The findings of this prospective study underscore the complex interplay between surgical variables and postoperative vocal outcomes in patients undergoing thyroid surgery. Acoustic analysis provided objective insights into vocal changes, confirming alterations in fundamental frequency and voice stability post-surgery. These findings align with previous literature documenting the prevalence of post-thyroidectomy vocal complications and highlight the need for tailored management strategies to optimize vocal recovery.
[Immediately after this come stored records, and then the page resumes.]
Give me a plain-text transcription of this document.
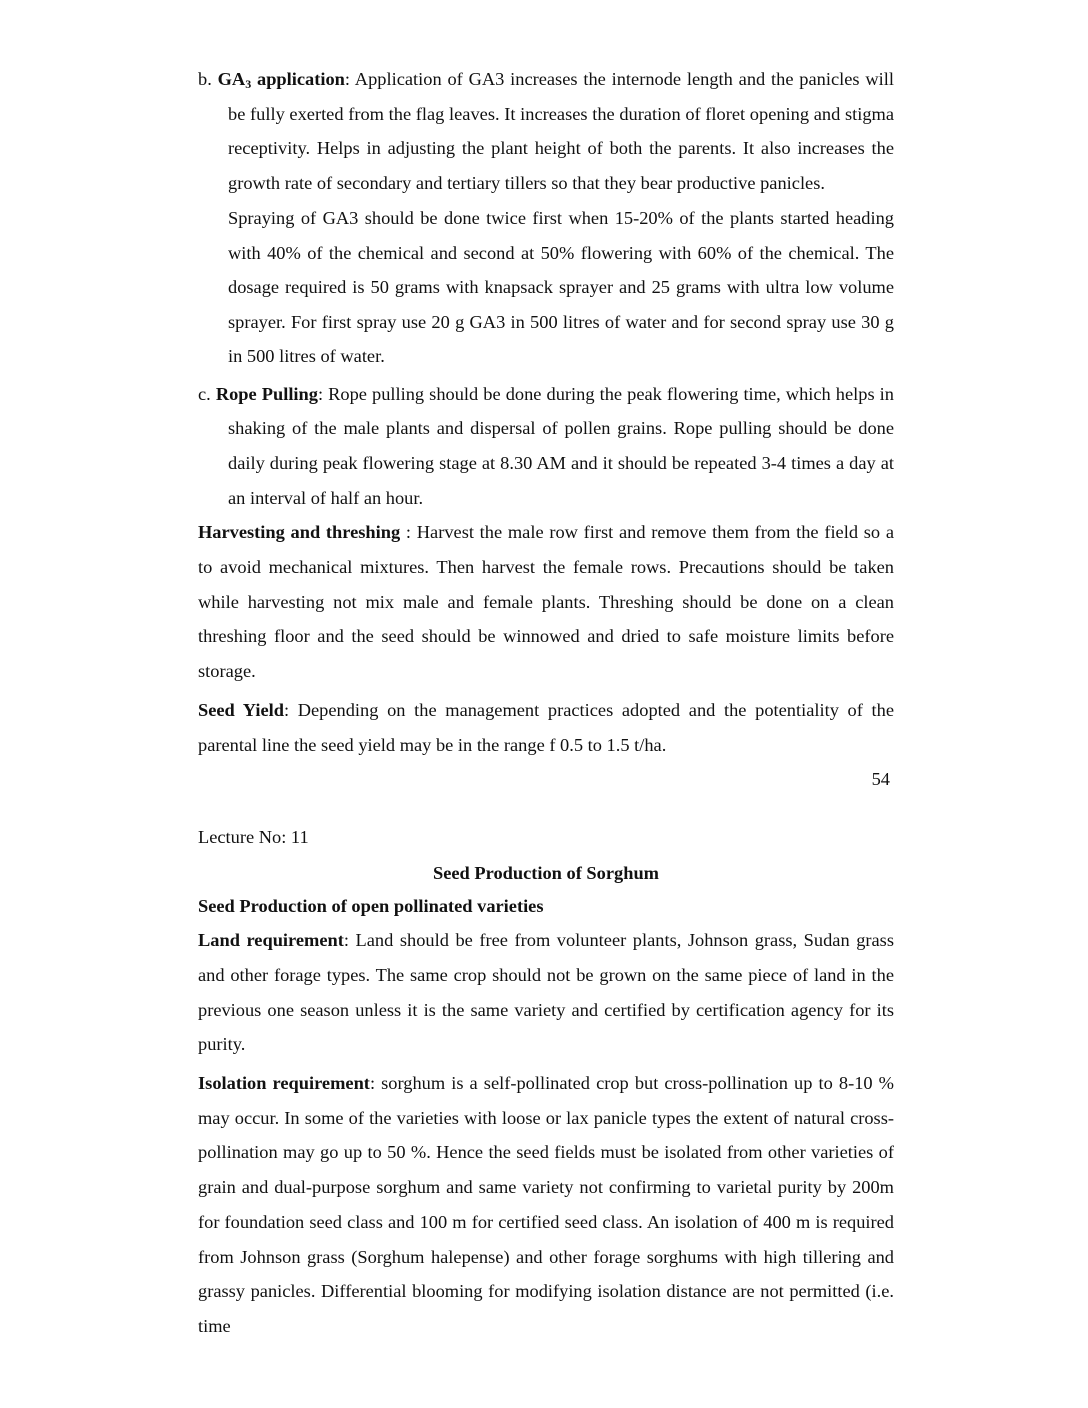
b. $GA_3$ application: Application of GA3 increases the internode length and the panicles will be fully exerted from the flag leaves. It increases the duration of floret opening and stigma receptivity. Helps in adjusting the plant height of both the parents. It also increases the growth rate of secondary and tertiary tillers so that they bear productive panicles.

Spraying of GA3 should be done twice first when 15-20% of the plants started heading with 40% of the chemical and second at 50% flowering with 60% of the chemical. The dosage required is 50 grams with knapsack sprayer and 25 grams with ultra low volume sprayer. For first spray use 20 g GA3 in 500 litres of water and for second spray use 30 g in 500 litres of water.

c. Rope Pulling: Rope pulling should be done during the peak flowering time, which helps in shaking of the male plants and dispersal of pollen grains. Rope pulling should be done daily during peak flowering stage at 8.30 AM and it should be repeated 3-4 times a day at an interval of half an hour.

Harvesting and threshing : Harvest the male row first and remove them from the field so a to avoid mechanical mixtures. Then harvest the female rows. Precautions should be taken while harvesting not mix male and female plants. Threshing should be done on a clean threshing floor and the seed should be winnowed and dried to safe moisture limits before storage.

Seed Yield: Depending on the management practices adopted and the potentiality of the parental line the seed yield may be in the range f 0.5 to 1.5 t/ha.

54

Lecture No: 11

Seed Production of Sorghum

Seed Production of open pollinated varieties

Land requirement: Land should be free from volunteer plants, Johnson grass, Sudan grass and other forage types. The same crop should not be grown on the same piece of land in the previous one season unless it is the same variety and certified by certification agency for its purity.

Isolation requirement: sorghum is a self-pollinated crop but cross-pollination up to 8-10 % may occur. In some of the varieties with loose or lax panicle types the extent of natural cross-pollination may go up to 50 %. Hence the seed fields must be isolated from other varieties of grain and dual-purpose sorghum and same variety not confirming to varietal purity by 200m for foundation seed class and 100 m for certified seed class. An isolation of 400 m is required from Johnson grass (Sorghum halepense) and other forage sorghums with high tillering and grassy panicles. Differential blooming for modifying isolation distance are not permitted (i.e. time
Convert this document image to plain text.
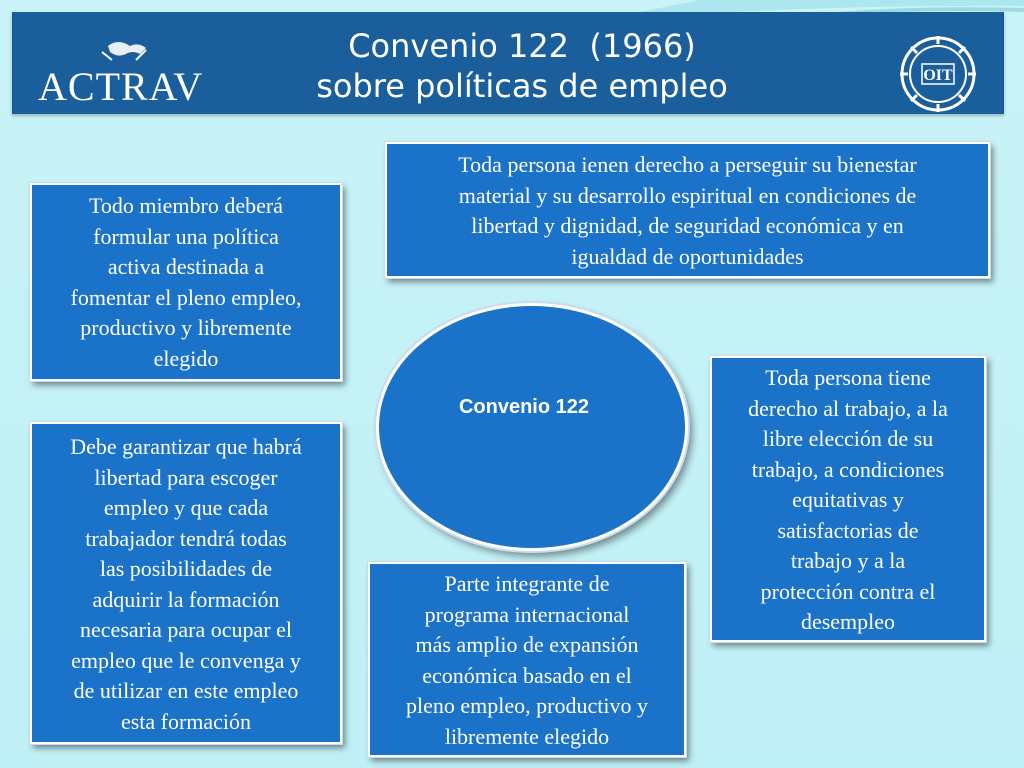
ACTRAV
Convenio 122  (1966)
sobre políticas de empleo	OIT
Toda persona ienen derecho a perseguir su bienestar
material y su desarrollo espiritual en condiciones de
libertad y dignidad, de seguridad económica y en
igualdad de oportunidades
Todo miembro deberá
formular una política
activa destinada a
fomentar el pleno empleo,
productivo y libremente
elegido
Convenio 122
Toda persona tiene
derecho al trabajo, a la
libre elección de su
trabajo, a condiciones
equitativas y
satisfactorias de
trabajo y a la
protección contra el
desempleo
Debe garantizar que habrá
libertad para escoger
empleo y que cada
trabajador tendrá todas
las posibilidades de
adquirir la formación
necesaria para ocupar el
empleo que le convenga y
de utilizar en este empleo
esta formación
Parte integrante de
programa internacional
más amplio de expansión
económica basado en el
pleno empleo, productivo y
libremente elegido
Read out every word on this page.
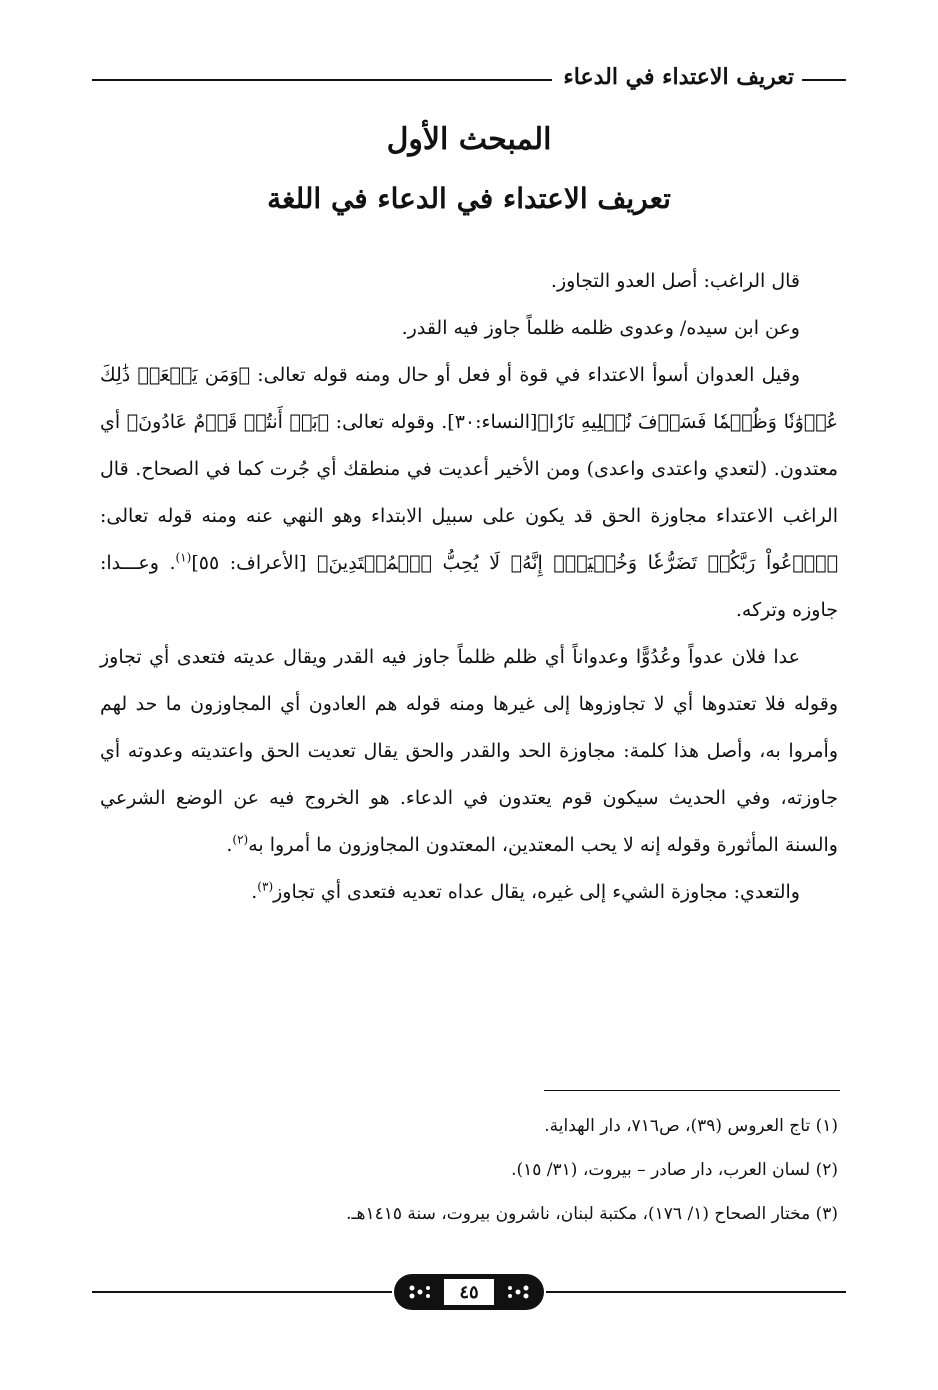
تعريف الاعتداء في الدعاء
المبحث الأول
تعريف الاعتداء في الدعاء في اللغة

قال الراغب: أصل العدو التجاوز.

وعن ابن سيده/ وعدوى ظلمه ظلماً جاوز فيه القدر.

وقيل العدوان أسوأ الاعتداء في قوة أو فعل أو حال ومنه قوله تعالى: ﴿وَمَن يَفۡعَلۡ ذَٰلِكَ عُدۡوَٰنٗا وَظُلۡمٗا فَسَوۡفَ نُصۡلِيهِ نَارٗا﴾[النساء:٣٠]. وقوله تعالى: ﴿بَلۡ أَنتُمۡ قَوۡمٌ عَادُونَ﴾ أي معتدون. (لتعدي واعتدى واعدى) ومن الأخير أعديت في منطقك أي جُرت كما في الصحاح. قال الراغب الاعتداء مجاوزة الحق قد يكون على سبيل الابتداء وهو النهي عنه ومنه قوله تعالى: ﴿ٱدۡعُواْ رَبَّكُمۡ تَضَرُّعٗا وَخُفۡيَةًۚ إِنَّهُۥ لَا يُحِبُّ ٱلۡمُعۡتَدِينَ﴾ [الأعراف: ٥٥]$^{(١)}$. وعـــدا: جاوزه وتركه.

عدا فلان عدواً وعُدُوًّا وعدواناً أي ظلم ظلماً جاوز فيه القدر ويقال عديته فتعدى أي تجاوز وقوله فلا تعتدوها أي لا تجاوزوها إلى غيرها ومنه قوله هم العادون أي المجاوزون ما حد لهم وأمروا به، وأصل هذا كلمة: مجاوزة الحد والقدر والحق يقال تعديت الحق واعتديته وعدوته أي جاوزته، وفي الحديث سيكون قوم يعتدون في الدعاء. هو الخروج فيه عن الوضع الشرعي والسنة المأثورة وقوله إنه لا يحب المعتدين، المعتدون المجاوزون ما أمروا به$^{(٢)}$.

والتعدي: مجاوزة الشيء إلى غيره، يقال عداه تعديه فتعدى أي تجاوز$^{(٣)}$.

(١) تاج العروس (٣٩)، ص٧١٦، دار الهداية.

(٢) لسان العرب، دار صادر – بيروت، (٣١/ ١٥).

(٣) مختار الصحاح (١/ ١٧٦)، مكتبة لبنان، ناشرون بيروت، سنة ١٤١٥هـ.

٤٥
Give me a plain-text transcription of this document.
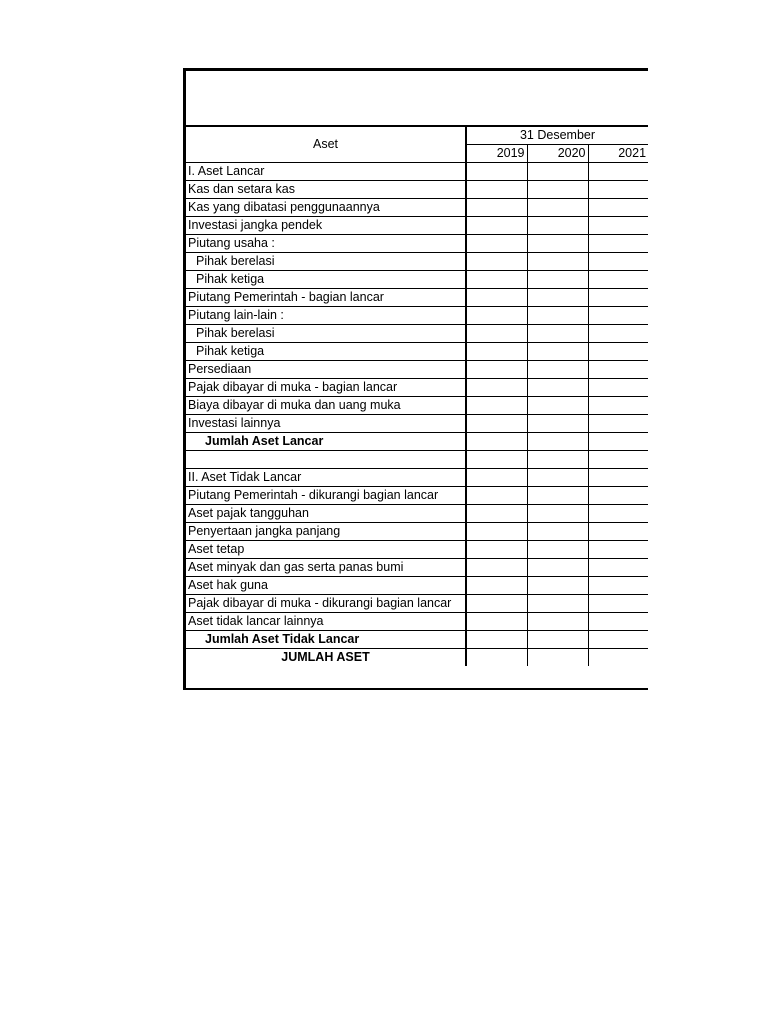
Aset	31 Desember		
	2019	2020	2021
I. Aset Lancar			
Kas dan setara kas			
Kas yang dibatasi penggunaannya			
Investasi jangka pendek			
Piutang usaha :			
Pihak berelasi			
Pihak ketiga			
Piutang Pemerintah - bagian lancar			
Piutang lain-lain :			
Pihak berelasi			
Pihak ketiga			
Persediaan			
Pajak dibayar di muka - bagian lancar			
Biaya dibayar di muka dan uang muka			
Investasi lainnya			
Jumlah Aset Lancar			

II. Aset Tidak Lancar			
Piutang Pemerintah - dikurangi bagian lancar			
Aset pajak tangguhan			
Penyertaan jangka panjang			
Aset tetap			
Aset minyak dan gas serta panas bumi			
Aset hak guna			
Pajak dibayar di muka - dikurangi bagian lancar			
Aset tidak lancar lainnya			
Jumlah Aset Tidak Lancar			
JUMLAH ASET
Subjective assessments elucidated the subjective impact of vocal alterations on patient-reported outcomes, emphasizing the multifaceted nature of vocal impairment post-surgery. Symptoms such as hoarseness and vocal fatigue were prevalent among patients, affecting vocal communication and quality of life. The observed variability in vocal outcomes based on surgical variables suggests potential avenues for optimizing surgical techniques and patient counseling to minimize post-thyroidectomy vocal complications.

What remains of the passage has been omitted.